Revolutions: Surf’s Up by Dany Recio

With students filing back into classrooms from the lazy summer beaches we look back and ponder the events we undertook. If we look even further still into the summers and years of the past decades we can see moments in time where music was changed and influenced our future.

Throughout the late 50s the tide brought in a new kind of summer inspired music called surf rock. Dick Dale took the genre through it’s first baby steps as he was quickly gaining fame throughout the late 50s for his energetic performances and signature style of speed staccato guitar picking. Dale was so prone to blowing out his guitar amplifiers that he collaborated with fender in order to create the first amplifiers that could control distorted guitar tones. In many ways Dale laid the first bricks for punk, new wave, post-rock, and especially heavy metal. He brought a new outlet to music from the then dominating mainstream pop and blues inspired rock n roll to create a vibe of just plain having fun. Dale has stuck to this day to that style he loves and has also inspired many guitarists such as Johnny Ramone, Jimi Hendrix, Eddie Van Halen, along with Austin’s own pride and joy Stevie Ray Vaughn who Dale collaborated with several times.

However, surf rock didn’t just stay confined to fast loud grooves and gained most of it’s fame when The Beach Boys took the genre and added a more melodic vocal incarnation. With the pop influence surf rock was off and made it’s way into homes across the country inspiring good times under the sun. One band named The Trashmen even combined both strong vocal leads with fast loud grooves getting to no. 4 on the top 100 billboard with the now infamous Surfin Bird. Surfin Bird encompassed in two and a half minutes a driving pulse and devil may care attitude towards vocals and lyrics setting down even more foundation for the soon to come punk rock.

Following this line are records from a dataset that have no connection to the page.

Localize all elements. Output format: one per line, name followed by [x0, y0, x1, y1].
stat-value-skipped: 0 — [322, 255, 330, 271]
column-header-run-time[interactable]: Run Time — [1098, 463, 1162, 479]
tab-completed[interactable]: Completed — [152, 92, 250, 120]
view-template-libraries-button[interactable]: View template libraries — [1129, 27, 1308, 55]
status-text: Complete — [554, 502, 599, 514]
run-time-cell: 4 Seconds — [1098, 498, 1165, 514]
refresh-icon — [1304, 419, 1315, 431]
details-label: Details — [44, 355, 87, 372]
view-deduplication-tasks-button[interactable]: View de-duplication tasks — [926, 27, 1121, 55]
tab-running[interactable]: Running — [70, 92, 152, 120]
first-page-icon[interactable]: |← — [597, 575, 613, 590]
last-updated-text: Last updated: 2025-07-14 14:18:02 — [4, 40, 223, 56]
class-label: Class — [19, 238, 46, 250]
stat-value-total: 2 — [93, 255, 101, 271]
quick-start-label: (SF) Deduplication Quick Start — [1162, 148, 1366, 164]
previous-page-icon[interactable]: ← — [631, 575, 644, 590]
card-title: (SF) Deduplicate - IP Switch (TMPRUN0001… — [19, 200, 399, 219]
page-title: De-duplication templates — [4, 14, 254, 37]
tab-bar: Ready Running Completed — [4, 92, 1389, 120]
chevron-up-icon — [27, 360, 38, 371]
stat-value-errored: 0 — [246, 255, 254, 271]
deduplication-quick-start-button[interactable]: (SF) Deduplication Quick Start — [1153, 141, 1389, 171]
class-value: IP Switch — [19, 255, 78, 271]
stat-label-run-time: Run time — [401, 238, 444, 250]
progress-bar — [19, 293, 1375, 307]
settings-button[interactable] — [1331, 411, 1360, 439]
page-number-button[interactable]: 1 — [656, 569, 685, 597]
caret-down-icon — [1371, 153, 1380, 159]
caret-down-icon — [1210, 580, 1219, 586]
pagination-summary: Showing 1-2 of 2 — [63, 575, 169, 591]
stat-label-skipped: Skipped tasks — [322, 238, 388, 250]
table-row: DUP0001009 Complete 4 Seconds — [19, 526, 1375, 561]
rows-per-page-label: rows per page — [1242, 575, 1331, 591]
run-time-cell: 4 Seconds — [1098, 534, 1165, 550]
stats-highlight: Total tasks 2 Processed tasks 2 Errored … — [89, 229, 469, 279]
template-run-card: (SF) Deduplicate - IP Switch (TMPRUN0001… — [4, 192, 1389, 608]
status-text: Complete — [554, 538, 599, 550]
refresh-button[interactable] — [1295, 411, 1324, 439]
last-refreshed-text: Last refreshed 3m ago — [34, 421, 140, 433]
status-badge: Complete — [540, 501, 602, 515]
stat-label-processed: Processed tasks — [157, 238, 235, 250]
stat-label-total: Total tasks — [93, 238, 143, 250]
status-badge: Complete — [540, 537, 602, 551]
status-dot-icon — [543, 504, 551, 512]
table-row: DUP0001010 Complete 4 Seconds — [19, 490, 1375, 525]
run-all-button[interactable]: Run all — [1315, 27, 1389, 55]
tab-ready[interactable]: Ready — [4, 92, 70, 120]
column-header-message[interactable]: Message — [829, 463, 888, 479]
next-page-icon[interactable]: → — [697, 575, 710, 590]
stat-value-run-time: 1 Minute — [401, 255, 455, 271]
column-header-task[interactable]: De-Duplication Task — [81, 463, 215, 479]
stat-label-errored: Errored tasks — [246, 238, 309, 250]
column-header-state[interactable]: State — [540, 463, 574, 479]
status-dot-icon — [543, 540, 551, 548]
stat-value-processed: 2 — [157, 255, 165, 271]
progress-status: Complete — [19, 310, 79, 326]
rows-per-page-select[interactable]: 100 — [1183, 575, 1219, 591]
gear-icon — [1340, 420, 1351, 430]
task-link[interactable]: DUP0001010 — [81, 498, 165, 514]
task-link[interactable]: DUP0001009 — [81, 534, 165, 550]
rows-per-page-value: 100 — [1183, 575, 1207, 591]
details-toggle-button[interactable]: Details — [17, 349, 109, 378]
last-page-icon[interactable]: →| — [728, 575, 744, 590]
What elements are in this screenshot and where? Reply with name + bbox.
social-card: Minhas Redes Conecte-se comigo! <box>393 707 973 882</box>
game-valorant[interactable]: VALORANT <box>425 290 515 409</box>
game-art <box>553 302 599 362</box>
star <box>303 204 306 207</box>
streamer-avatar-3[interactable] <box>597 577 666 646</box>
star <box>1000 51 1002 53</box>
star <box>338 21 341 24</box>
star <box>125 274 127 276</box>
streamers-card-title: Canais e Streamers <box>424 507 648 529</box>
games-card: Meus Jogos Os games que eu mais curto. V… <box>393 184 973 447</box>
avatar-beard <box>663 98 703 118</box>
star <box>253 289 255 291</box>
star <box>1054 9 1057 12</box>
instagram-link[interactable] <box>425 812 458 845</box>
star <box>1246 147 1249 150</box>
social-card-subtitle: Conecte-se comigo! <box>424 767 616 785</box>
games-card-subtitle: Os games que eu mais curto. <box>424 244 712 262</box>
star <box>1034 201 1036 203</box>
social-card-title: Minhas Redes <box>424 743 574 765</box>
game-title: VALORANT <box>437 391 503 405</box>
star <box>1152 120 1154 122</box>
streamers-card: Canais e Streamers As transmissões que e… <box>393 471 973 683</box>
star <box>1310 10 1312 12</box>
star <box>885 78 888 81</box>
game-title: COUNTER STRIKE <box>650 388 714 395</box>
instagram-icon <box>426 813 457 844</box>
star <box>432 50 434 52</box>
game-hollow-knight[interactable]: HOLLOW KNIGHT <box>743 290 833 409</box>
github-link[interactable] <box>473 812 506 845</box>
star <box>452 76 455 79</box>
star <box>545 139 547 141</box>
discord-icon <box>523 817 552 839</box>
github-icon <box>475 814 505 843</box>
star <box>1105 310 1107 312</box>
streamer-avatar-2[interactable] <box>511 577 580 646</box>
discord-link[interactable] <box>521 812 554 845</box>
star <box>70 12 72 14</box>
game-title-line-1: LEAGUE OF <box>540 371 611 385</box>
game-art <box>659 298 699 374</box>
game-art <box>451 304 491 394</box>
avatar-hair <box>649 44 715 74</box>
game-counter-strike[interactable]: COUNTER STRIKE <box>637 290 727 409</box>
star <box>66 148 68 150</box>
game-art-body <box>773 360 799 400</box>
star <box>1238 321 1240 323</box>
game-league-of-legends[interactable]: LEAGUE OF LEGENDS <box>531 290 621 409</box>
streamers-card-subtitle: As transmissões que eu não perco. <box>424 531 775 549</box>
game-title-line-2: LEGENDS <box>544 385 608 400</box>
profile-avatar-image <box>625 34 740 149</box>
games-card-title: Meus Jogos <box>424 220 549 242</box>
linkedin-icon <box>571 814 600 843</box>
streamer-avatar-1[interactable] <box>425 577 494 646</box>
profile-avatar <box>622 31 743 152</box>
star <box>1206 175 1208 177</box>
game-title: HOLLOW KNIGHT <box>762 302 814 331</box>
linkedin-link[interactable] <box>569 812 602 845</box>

Unfortunately for surf rock, the political turmoil following the Kennedy assassination and the Vietnam war began to damper the country’s energy for fun, and instead bringing people to more serious notes. Along with the British Invasion and the conquest laid out by The Beatles, surf rock slowly receded back into the waves. The Beach Boys were one of the few bands that survived this change by changing their music to fit the new times and creating less surf inspired pop rock. Still, surf rock emerges from time to time within modern incarnations such as The Ramones and the Go-Gos. Now being adopted and implemented into new indie bands such as Beach Fossils and Man or Astro-Man? We can still hear the ripples from the wave where surf rock broke.